O prazer é um inferno,
Um objecto à força
De músculos e células.
Toda a camada espessa
Se liberta, vem à tona
Do mar no corpo.

Moroso o tempo
Sobra, a angústia
Por soluços de espaços
Em branco, o rancor
Pelo corpo se inquieta
De emergência.



5.

Arquitectura decadente, o corpo
Mal medido pelos vãos rasgados
Na fachada onde chamamos
À atenção por gestos, linguagem
Gestual, um choro
Pornograficamente mecânico
No ponto em que se fixa, a mania
Na janela em frente, a vizinha
Finge a queda de uma mola
Da roupa, para longe
Do peitoril, atirada
Com intenção para uma
Parede dos fundos.

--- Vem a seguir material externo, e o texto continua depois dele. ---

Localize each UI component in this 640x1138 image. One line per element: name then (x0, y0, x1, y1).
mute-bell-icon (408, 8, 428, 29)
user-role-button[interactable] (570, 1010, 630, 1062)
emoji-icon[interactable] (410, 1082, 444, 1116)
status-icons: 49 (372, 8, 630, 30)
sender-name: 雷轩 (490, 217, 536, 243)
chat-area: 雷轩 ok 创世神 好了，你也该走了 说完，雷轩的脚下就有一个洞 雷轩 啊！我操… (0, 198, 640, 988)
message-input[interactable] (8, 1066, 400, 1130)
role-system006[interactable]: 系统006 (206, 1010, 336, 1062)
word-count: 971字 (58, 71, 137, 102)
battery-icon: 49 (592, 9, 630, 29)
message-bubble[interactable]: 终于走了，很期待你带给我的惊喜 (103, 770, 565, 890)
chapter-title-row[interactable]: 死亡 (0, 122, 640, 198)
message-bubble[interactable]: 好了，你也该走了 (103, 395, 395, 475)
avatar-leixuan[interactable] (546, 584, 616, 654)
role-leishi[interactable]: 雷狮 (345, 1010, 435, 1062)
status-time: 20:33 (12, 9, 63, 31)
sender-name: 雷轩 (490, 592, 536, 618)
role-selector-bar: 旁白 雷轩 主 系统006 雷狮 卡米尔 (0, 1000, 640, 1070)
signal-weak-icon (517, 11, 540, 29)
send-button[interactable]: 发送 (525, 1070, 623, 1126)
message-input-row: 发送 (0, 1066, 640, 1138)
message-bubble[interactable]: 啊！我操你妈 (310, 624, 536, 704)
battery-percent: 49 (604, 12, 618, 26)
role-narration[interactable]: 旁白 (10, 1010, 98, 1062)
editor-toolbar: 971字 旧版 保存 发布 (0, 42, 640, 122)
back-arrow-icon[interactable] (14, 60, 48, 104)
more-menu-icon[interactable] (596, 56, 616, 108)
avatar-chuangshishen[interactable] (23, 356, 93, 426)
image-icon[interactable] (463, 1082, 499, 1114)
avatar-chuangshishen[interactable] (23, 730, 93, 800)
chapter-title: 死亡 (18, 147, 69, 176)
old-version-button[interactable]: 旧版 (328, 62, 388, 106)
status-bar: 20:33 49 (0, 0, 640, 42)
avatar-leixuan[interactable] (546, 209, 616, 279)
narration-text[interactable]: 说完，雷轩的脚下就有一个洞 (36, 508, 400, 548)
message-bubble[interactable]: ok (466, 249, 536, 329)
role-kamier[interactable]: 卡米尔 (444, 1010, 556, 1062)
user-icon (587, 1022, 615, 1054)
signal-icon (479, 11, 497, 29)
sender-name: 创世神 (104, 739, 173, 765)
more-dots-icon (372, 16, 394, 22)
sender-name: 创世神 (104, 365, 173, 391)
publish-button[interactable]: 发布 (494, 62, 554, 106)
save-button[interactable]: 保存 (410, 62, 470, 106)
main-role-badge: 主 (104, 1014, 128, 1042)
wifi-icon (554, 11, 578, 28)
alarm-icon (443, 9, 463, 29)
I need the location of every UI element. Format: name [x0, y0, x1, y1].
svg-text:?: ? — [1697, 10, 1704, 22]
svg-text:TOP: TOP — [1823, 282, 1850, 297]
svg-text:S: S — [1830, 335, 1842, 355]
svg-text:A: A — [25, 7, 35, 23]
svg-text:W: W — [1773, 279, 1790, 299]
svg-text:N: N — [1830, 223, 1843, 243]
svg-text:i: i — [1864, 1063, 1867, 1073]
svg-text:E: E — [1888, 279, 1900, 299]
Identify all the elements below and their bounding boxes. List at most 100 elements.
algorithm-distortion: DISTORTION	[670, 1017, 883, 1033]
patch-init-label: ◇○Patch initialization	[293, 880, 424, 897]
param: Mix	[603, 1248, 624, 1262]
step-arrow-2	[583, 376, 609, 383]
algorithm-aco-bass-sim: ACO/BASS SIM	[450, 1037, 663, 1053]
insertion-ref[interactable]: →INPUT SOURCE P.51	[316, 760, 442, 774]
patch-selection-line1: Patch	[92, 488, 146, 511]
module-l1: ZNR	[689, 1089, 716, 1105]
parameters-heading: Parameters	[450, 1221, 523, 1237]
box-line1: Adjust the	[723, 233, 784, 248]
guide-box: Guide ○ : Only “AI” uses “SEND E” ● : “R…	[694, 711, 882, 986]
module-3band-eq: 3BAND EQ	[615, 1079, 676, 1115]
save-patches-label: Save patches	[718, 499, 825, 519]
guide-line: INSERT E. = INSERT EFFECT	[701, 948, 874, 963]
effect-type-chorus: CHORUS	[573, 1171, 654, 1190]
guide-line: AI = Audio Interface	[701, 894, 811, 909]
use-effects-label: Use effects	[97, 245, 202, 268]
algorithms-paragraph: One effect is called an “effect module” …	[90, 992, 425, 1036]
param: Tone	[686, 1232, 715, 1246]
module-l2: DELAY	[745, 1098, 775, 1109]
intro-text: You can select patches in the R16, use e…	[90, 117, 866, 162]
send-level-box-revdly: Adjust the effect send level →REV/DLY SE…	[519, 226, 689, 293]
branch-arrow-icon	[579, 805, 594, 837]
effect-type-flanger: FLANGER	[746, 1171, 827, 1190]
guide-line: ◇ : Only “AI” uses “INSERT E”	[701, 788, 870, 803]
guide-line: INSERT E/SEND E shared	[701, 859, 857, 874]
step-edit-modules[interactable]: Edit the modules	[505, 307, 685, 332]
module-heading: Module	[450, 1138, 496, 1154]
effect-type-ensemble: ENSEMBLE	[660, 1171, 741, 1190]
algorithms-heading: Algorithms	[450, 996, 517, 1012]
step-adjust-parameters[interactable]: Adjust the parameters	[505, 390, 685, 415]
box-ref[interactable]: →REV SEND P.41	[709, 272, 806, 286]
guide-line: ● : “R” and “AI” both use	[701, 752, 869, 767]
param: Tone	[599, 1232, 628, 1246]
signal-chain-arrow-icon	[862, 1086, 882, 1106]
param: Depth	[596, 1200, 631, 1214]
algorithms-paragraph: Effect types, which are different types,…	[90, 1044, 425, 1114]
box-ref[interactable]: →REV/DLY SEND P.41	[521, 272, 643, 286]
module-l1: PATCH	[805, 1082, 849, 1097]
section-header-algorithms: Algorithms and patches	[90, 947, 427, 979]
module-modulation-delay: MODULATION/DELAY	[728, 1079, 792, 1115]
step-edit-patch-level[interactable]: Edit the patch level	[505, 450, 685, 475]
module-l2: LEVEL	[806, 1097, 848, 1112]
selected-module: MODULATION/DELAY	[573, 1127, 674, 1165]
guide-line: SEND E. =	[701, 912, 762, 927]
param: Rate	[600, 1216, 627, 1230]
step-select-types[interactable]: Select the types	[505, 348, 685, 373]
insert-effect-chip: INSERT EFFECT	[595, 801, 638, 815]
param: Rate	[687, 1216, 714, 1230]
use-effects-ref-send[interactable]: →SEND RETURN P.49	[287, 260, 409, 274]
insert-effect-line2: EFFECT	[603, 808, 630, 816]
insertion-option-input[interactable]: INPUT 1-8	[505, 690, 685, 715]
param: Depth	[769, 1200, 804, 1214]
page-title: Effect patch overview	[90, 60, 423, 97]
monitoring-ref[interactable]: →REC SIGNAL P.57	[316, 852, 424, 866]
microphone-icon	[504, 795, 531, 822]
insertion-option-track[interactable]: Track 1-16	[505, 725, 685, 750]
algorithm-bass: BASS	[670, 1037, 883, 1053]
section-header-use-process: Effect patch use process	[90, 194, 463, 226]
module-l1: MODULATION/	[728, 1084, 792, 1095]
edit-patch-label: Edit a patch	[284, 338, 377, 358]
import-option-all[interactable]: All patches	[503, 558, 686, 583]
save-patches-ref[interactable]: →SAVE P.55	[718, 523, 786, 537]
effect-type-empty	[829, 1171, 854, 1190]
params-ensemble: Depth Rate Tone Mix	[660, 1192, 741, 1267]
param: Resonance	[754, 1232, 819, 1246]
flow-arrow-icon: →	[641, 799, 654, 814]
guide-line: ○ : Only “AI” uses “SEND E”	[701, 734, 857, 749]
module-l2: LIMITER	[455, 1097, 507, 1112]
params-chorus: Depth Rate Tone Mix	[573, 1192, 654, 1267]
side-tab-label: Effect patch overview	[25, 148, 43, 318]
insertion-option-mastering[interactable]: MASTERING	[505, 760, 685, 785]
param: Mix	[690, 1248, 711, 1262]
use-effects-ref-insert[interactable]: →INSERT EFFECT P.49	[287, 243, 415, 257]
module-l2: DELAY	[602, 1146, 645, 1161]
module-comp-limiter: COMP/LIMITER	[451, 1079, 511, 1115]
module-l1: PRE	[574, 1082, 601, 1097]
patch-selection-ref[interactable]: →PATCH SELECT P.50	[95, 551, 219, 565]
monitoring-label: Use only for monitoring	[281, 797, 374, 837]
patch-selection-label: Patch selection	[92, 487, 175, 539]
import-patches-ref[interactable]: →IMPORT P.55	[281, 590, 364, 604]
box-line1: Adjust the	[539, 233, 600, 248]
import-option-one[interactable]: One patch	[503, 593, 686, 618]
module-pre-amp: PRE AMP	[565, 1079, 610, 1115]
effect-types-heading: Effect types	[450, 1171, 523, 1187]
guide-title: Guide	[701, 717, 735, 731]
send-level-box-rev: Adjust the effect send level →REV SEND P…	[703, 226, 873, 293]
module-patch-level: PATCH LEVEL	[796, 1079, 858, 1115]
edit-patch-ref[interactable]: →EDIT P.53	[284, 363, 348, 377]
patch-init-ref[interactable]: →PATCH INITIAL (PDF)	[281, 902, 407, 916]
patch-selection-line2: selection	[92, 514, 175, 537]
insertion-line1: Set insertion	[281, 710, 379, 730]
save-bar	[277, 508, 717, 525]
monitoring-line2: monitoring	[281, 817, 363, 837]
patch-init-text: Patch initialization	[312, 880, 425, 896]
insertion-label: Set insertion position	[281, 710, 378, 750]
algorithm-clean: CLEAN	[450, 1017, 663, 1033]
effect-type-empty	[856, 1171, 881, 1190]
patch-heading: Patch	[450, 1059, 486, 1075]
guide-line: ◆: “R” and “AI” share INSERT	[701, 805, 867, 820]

Se torna
Diferente no regresso
À esquadria, nua
Da cintura para baixo, se estende
O sorriso pela corda se volta
Para o canto escuro, onde
A mola se encontra ainda.
O segundo de um cu açoitado
De perfeição, pela mão
Diz adeus é esquerdina
A Felicidade dos Santos
Em nome da gula, masturbo-me.


6.

Escrevo, à vista
Um homem mal tratado
De alma, veste-se
De uma cor neutra
Que lhe anula o corpo
Abaixo dos olhos.

Os seus olhos são fossas, transbordam
De uma lâmina líquida, toda ela
Da matéria em cal
Degenerada, viva
Decomposição do que quer
Que seja a sua refeição
Mal digerida, várias vezes
As mãos no rosto tremem
Pela boca as frases
Repetidas baixinho, quase
Só para ele, tem vergonha
Do que pensa, se parece pois
Confirma sempre com os olhos, como
Eu, à sua volta
Cada frase torta, que abandona
À pressa em um
Caderno antigo de linhas.
Segura-se ao fim
Do banco onde se senta, como
Se fosse desfalecer, por causa
Do último verbo anterior.

Inspirado por um outro, mato
O texto – continuo a escrever.
Seus olhos, se parecem com ausência
Da vida, fossas
De morte profunda.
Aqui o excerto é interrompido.